Migrants are reportedly also showing up at the doors of suburban homes in search of shelter and food.

“It’s crazy,” said volunteer Miguel Chacón, who was handing out hoodies, jeans and backpacks from a pickup truck in front of a bus stop Monday night. ”

Asylum seekers cross the Rio Grande on air mattresses in Brownsville, Texas.
Asylum seekers cross the Rio Grande on air mattresses in Brownsville, Texas.
AFP via Getty Images

Chacon, a real estate developer who immigrated to the United States illegally from Mexico in 1996 as a teenager, says he’s doing his part to help immigrants living on the streets.

“Things are only going to get worse for the city because people who sneak across the border and aren’t being processed by Border Patrol can’t move freely.” There will be great danger.”

Home to an international airport and located just off a major cross-country highway system, El Paso is the gateway to the United States for immigrants from the South, said Jose Sanchez, regional director of West Texas for the Department of Public Safety, a law enforcement agency. said Mr. It arrived on Tuesday working with border guards and 500 national guards to secure the border.

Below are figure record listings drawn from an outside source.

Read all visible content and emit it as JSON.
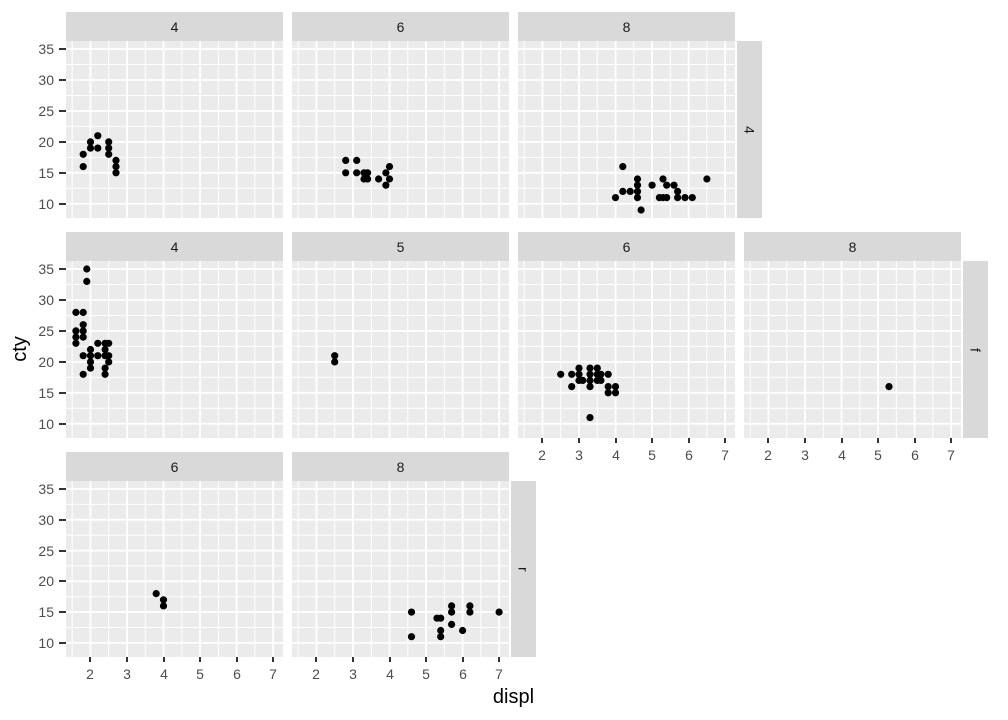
{
  "chart_data": {
    "type": "scatter",
    "title": "",
    "xlabel": "displ",
    "ylabel": "cty",
    "x_ticks": [
      2,
      3,
      4,
      5,
      6,
      7
    ],
    "y_ticks": [
      35,
      30,
      25,
      20,
      15,
      10
    ],
    "x_minor": [
      1.5,
      2.5,
      3.5,
      4.5,
      5.5,
      6.5
    ],
    "y_minor": [
      12.5,
      17.5,
      22.5,
      27.5,
      32.5
    ],
    "xlim": [
      1.33,
      7.27
    ],
    "ylim": [
      7.7,
      36.3
    ],
    "grid": "on",
    "legend": "none",
    "facet": {
      "row_var": "drv",
      "col_var": "cyl",
      "row_labels": [
        "4",
        "f",
        "r"
      ]
    },
    "rows": [
      {
        "label": "4",
        "panels": [
          {
            "col": "4",
            "points": [
              [
                1.8,
                16
              ],
              [
                1.8,
                18
              ],
              [
                2.0,
                19
              ],
              [
                2.0,
                20
              ],
              [
                2.2,
                19
              ],
              [
                2.2,
                21
              ],
              [
                2.5,
                18
              ],
              [
                2.5,
                19
              ],
              [
                2.5,
                20
              ],
              [
                2.7,
                15
              ],
              [
                2.7,
                16
              ],
              [
                2.7,
                17
              ]
            ]
          },
          {
            "col": "6",
            "points": [
              [
                2.8,
                15
              ],
              [
                2.8,
                17
              ],
              [
                3.1,
                15
              ],
              [
                3.1,
                17
              ],
              [
                3.3,
                14
              ],
              [
                3.3,
                15
              ],
              [
                3.4,
                14
              ],
              [
                3.4,
                15
              ],
              [
                3.7,
                14
              ],
              [
                3.9,
                13
              ],
              [
                3.9,
                15
              ],
              [
                4.0,
                14
              ],
              [
                4.0,
                16
              ]
            ]
          },
          {
            "col": "8",
            "points": [
              [
                4.0,
                11
              ],
              [
                4.2,
                12
              ],
              [
                4.2,
                16
              ],
              [
                4.4,
                12
              ],
              [
                4.6,
                11
              ],
              [
                4.6,
                12
              ],
              [
                4.6,
                13
              ],
              [
                4.6,
                14
              ],
              [
                4.7,
                9
              ],
              [
                5.0,
                13
              ],
              [
                5.2,
                11
              ],
              [
                5.3,
                11
              ],
              [
                5.3,
                14
              ],
              [
                5.4,
                11
              ],
              [
                5.4,
                13
              ],
              [
                5.6,
                13
              ],
              [
                5.7,
                11
              ],
              [
                5.7,
                12
              ],
              [
                5.9,
                11
              ],
              [
                6.1,
                11
              ],
              [
                6.5,
                14
              ]
            ]
          }
        ]
      },
      {
        "label": "f",
        "panels": [
          {
            "col": "4",
            "points": [
              [
                1.6,
                23
              ],
              [
                1.6,
                24
              ],
              [
                1.6,
                25
              ],
              [
                1.6,
                28
              ],
              [
                1.8,
                18
              ],
              [
                1.8,
                21
              ],
              [
                1.8,
                24
              ],
              [
                1.8,
                25
              ],
              [
                1.8,
                26
              ],
              [
                1.8,
                28
              ],
              [
                1.9,
                33
              ],
              [
                1.9,
                35
              ],
              [
                2.0,
                19
              ],
              [
                2.0,
                20
              ],
              [
                2.0,
                21
              ],
              [
                2.0,
                22
              ],
              [
                2.2,
                21
              ],
              [
                2.2,
                23
              ],
              [
                2.4,
                18
              ],
              [
                2.4,
                19
              ],
              [
                2.4,
                21
              ],
              [
                2.4,
                22
              ],
              [
                2.4,
                23
              ],
              [
                2.5,
                20
              ],
              [
                2.5,
                21
              ],
              [
                2.5,
                23
              ]
            ]
          },
          {
            "col": "5",
            "points": [
              [
                2.5,
                20
              ],
              [
                2.5,
                21
              ]
            ]
          },
          {
            "col": "6",
            "points": [
              [
                2.5,
                18
              ],
              [
                2.8,
                16
              ],
              [
                2.8,
                18
              ],
              [
                3.0,
                17
              ],
              [
                3.0,
                18
              ],
              [
                3.0,
                19
              ],
              [
                3.1,
                17
              ],
              [
                3.3,
                11
              ],
              [
                3.3,
                16
              ],
              [
                3.3,
                17
              ],
              [
                3.3,
                18
              ],
              [
                3.3,
                19
              ],
              [
                3.5,
                17
              ],
              [
                3.5,
                18
              ],
              [
                3.5,
                19
              ],
              [
                3.6,
                17
              ],
              [
                3.6,
                18
              ],
              [
                3.8,
                15
              ],
              [
                3.8,
                16
              ],
              [
                3.8,
                18
              ],
              [
                4.0,
                15
              ],
              [
                4.0,
                16
              ]
            ]
          },
          {
            "col": "8",
            "points": [
              [
                5.3,
                16
              ]
            ]
          }
        ]
      },
      {
        "label": "r",
        "panels": [
          {
            "col": "6",
            "points": [
              [
                3.8,
                18
              ],
              [
                4.0,
                16
              ],
              [
                4.0,
                17
              ]
            ]
          },
          {
            "col": "8",
            "points": [
              [
                4.6,
                11
              ],
              [
                4.6,
                15
              ],
              [
                5.3,
                14
              ],
              [
                5.4,
                11
              ],
              [
                5.4,
                12
              ],
              [
                5.4,
                14
              ],
              [
                5.7,
                13
              ],
              [
                5.7,
                15
              ],
              [
                5.7,
                16
              ],
              [
                6.0,
                12
              ],
              [
                6.2,
                15
              ],
              [
                6.2,
                16
              ],
              [
                7.0,
                15
              ]
            ]
          }
        ]
      }
    ],
    "colors": {
      "panel_bg": "#EBEBEB",
      "grid": "#FFFFFF",
      "strip_bg": "#D9D9D9",
      "strip_text": "#1A1A1A",
      "tick_text": "#4D4D4D",
      "tick_mark": "#333333",
      "axis_title": "#000000",
      "point": "#000000",
      "background": "#FFFFFF"
    }
  }
}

“There are often no other border crossings anywhere,” Sanchez said, increasing the shift of the 100 DPS officers assigned to the crisis, primarily to arrest smugglers and to keep smugglers out of town by the hundreds. They raided caches housing immigrants.

“It’s safer and much easier for migrants to go through [Ciudad] “We go from Juarez to El Paso because both are major municipalities and there are a lot more places to hide and come across,” he told the Post. It’s the reason I’m here.”

Clothing left by asylum-seeking immigrants in the United States hangs from razor wire on the border fence in Rio Bravo.
Clothing left by asylum-seeking immigrants in the United States hangs from razor wire on the border fence in Rio Bravo.

“We’re overwhelmed. ‘It’s like fighting Slinky from the air all day, all night.'”

Days after the state of emergency was declared, city officials converted part of El Paso’s downtown convention center into a temporary shelter with 1,000 cots for immigrants. Surrounded by trendy eateries and luxury hotels, the shelter also features a dining area, internet access and security. City officials say the 100,000-square-foot facility could provide more space for temporary shelters if needed.

Additionally, the city worked with the El Paso Independent School District to convert two empty schools into shelters.

A spokeswoman for the city of El Paso did not respond to a request for comment on Friday.

But one local entrepreneur put the blame for the city’s struggles squarely on the White House.

“The Biden administration has no plans,” John Barrera, CEO of the economic development nonprofit Borderplex Alliance, told The Post. “Their efforts are unsympathetic, unhumane and burdensome to local governments and taxpayers in our region. We need to develop more humane and thoughtful plans for migrants who are experiencing extraordinary difficulties crossing the border on the pretext that they are allowed to stay, 90% of them at immigration. It means that I can’t make my point in front of the government.”